Le secret économique de la Suisse réside dans son histoire

Economie & Finance

Alors que l’ensemble de l’Europe connaît des taux d’inflation proches de deux chiffres, le franc suisse reste incontesté et surévalué par rapport à l’euro, l’inflation dans la Confédération restant de l’ordre de 3 à 4 %. Comment cela ? L’ancien secrétaire des Nations unies, Kofi Annan, a dit un jour dans une expression du glossaire de la boxe : “La Suisse frappe au-dessus de son poids”. En effet, si l’on pense aux grandes multinationales telles que Nestlé, ABB ou Schindler, ou aux services bancaires offerts par Ubs, Credit Suisse et Julius Baer, la Suisse a un poids économique non négligeable sur la scène mondiale (sixième en termes de PIB par habitant) par rapport à la taille de son propre pays, qui n’est pas plus peuplé que la Lombardie.

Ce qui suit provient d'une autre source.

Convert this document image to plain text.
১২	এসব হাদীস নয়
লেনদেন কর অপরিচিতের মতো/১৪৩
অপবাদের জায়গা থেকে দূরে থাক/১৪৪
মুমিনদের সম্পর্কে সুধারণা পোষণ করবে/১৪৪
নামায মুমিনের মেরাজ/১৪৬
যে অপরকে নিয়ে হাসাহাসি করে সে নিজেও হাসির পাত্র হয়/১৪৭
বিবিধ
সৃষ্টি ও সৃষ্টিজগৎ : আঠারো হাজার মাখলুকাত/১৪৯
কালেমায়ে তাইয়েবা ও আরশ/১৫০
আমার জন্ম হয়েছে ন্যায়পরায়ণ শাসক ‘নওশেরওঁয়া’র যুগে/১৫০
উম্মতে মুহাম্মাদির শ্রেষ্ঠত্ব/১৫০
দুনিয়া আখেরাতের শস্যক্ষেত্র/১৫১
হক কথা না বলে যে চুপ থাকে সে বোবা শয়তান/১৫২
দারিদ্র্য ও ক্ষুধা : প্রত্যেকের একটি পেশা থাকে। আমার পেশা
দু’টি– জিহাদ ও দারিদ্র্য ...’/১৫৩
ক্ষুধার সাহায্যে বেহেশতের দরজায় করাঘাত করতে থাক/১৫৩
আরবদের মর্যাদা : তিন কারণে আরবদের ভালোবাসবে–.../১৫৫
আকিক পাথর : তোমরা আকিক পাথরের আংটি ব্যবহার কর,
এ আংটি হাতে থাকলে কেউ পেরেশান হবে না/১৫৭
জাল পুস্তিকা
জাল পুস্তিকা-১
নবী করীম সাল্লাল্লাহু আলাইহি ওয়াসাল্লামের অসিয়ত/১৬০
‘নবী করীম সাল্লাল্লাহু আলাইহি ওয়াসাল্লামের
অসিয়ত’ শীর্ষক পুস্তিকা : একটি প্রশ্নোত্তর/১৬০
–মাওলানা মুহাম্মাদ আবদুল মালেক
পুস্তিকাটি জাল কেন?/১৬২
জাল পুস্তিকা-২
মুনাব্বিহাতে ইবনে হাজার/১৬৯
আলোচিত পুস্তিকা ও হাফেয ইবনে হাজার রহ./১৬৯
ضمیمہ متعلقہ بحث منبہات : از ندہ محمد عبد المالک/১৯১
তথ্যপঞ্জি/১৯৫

Et la Confédération a la plus forte densité d’entreprises, par rapport à ses habitants, dans le classement Fortune 500.

S’il est vrai que l’économie suisse repose principalement sur le secteur tertiaire, les services bancaires et les assurances, il est également vrai qu’elle a su maintenir un secteur industriel florissant dans les domaines de la chimie, de la pharmacie, de l’électrotechnique, de la métallurgie et des composants, qui représentent près de 30% de son PIB. Un tissu de nombreuses PME, auquel s’ajoute la partie gouvernance des grandes multinationales dont les usines de production sont dispersées dans le monde. Il y a ensuite les petits secteurs de niche : l’horlogerie, la production de chocolat, les parfums et, dans les services financiers, la part non négligeable des plates-formes de négociation de matières premières, qui sont d’actualité aujourd’hui (pétrole, métaux, minéraux et produits agricoles). C’est pour cette raison que de nombreuses grandes multinationales, telles que Glencore, Vitol et Trafigura, ont leur résidence physique en Suisse, ainsi que pour des raisons fiscales.

Le secret de la richesse est contenu non seulement dans la stabilité politique, l’autonomie monétaire et le fédéralisme fiscal, mais aussi dans l’internationalisation de l’économie et l’investissement dans le capital humain. Cela a également été rendu possible par le fait que la Suisse est un pays d’immigrants. Aujourd’hui encore, les étrangers en Suisse représentent 25% de la population, contre 13% en Allemagne et 8% en Italie. Au fil des siècles, la Suisse a su accueillir une main-d’œuvre qualifiée, d’une part, et des capitaux pour créer des entreprises, d’autre part. Elle remonte à 1862, date de la première loi prévoyant une exonération fiscale, dans le canton de Vaud, pour les étrangers souhaitant résider de manière permanente et créer une entreprise. Grâce à sa richesse et à son faible endettement, la Suisse a pu créer des universités publiques où étudient les étrangers et les petits-enfants des immigrés venus faire fortune. Douze grandes universités, dont deux, l’ETH Zurich et Lausanne, figurent dans le top 20 du classement mondial des universités QS.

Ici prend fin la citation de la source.